L’homme était fatigué. Au poids de l’âge (il avait 89 ans), s’ajoutait le deuil de son épouse bien-aimée décédée en 2007, décès dont il ne s’était jamais vraiment remis. Elle lui avait inspiré quelques-uns de ses plus beaux vers : « Neige au corps de feu/ Neige au fruit d’épices/ Neige quand le vent est debout.» Elle incarnait la femme idéale dont l’amour, espérait le poète, pourra conjurer sa hantise de la mort.

Maunick avait la mort en détestation. N’avait-il pas d’ailleurs intitulé l’un de ses recueils de poèmes, son dernier : 50 Quatrains pour narguer la mort ? « Nous ne sommes pas nés pour vivre, nous sommes nés pour mourir un jour et cela me révolte, m’a toujours révolté », aimait-il répéter. Angoissé par la question de la mort, il avait demandé à son ami Senghor ce qu’il fallait faire pour survivre à soi-même. « Tu fais des enfants ou tu écris une œuvre », lui aurait répondu le poète-président. Une réponse qui confirmait le choix qu’avait fait le Mauricien, depuis belle lurette, de consacrer sa vie à la poésie.

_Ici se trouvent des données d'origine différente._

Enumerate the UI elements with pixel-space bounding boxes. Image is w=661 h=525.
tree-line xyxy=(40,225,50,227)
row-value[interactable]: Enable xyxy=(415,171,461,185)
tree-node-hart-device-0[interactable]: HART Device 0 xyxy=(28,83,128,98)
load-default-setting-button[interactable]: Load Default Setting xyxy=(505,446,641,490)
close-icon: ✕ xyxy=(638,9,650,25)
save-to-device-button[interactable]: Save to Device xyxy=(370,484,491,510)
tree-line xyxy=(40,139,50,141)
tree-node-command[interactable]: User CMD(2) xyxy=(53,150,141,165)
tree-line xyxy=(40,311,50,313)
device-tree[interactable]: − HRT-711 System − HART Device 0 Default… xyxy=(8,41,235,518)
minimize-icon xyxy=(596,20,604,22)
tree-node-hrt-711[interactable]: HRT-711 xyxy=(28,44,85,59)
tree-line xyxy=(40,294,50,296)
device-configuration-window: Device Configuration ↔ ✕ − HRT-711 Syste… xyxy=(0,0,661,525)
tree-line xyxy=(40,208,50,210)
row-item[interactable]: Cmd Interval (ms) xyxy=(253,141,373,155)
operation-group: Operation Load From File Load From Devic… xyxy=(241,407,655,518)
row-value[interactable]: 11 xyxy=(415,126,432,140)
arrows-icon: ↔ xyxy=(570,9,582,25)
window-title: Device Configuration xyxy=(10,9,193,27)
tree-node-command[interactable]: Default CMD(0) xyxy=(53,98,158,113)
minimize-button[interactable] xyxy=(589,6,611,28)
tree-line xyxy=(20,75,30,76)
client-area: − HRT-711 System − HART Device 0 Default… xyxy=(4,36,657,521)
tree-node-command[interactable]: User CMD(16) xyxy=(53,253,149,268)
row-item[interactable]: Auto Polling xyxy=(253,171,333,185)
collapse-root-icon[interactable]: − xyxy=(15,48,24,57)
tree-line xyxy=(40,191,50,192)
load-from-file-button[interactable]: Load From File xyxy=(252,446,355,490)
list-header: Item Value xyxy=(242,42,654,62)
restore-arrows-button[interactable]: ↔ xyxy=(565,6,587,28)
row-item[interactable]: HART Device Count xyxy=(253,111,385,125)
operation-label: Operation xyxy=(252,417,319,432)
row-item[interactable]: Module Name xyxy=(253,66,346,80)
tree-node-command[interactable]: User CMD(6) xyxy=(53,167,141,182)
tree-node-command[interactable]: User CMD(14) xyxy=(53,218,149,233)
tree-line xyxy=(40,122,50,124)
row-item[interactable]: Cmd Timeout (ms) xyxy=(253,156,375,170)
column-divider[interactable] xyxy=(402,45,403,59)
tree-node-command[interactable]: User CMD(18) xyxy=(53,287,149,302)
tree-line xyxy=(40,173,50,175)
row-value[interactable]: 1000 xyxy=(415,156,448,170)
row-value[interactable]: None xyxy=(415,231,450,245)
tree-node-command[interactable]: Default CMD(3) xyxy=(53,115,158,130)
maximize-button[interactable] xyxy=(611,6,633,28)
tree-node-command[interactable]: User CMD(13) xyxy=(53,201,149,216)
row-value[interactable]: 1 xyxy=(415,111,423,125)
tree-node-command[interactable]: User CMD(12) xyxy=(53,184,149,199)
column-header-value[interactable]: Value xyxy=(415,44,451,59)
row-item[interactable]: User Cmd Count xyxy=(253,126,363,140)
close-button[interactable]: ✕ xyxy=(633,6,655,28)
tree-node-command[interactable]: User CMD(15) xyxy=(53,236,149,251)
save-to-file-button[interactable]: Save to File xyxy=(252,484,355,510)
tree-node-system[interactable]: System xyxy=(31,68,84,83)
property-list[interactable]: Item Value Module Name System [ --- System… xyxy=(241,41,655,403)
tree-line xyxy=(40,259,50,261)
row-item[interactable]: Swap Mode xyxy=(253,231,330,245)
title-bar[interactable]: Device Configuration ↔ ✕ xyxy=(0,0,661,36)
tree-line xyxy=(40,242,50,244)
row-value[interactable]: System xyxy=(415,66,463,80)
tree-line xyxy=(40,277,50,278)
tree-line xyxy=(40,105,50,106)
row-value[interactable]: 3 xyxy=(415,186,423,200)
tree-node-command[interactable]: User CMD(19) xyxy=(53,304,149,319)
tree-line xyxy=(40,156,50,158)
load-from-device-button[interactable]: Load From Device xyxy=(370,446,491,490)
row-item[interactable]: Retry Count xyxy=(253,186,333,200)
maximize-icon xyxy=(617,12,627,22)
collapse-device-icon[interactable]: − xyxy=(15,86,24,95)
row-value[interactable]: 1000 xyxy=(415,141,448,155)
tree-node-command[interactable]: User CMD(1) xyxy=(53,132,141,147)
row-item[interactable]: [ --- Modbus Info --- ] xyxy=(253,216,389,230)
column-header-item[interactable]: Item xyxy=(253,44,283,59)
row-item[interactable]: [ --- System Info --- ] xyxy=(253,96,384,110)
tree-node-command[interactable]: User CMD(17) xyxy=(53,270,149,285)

L’île, la mer et la découverte de la poésie

Joseph Marc Davy Maunick, de son vrai nom, est né le 23 septembre 1931, à Flacq, à Port-Louis, dans une famille métisse. Cette dernière précision est importante, car des heurs et malheurs du métissage le poète a fait la marque de fabrique de son œuvre littéraire. Le lieu a aussi son importance puisque l’île est une source d’inspiration majeure du poète qui aimait dire que « l’île me fertilise » même quand il se trouvait loin d’elle physiquement. D’ailleurs, même en exil, le poète n’était jamais vraiment très loin de la mer : « L’exil exorcisé/la mer n’est pas ici/et pourtant je ne sais/pourquoi j’entends des vagues/à l’assaut des sommeils. »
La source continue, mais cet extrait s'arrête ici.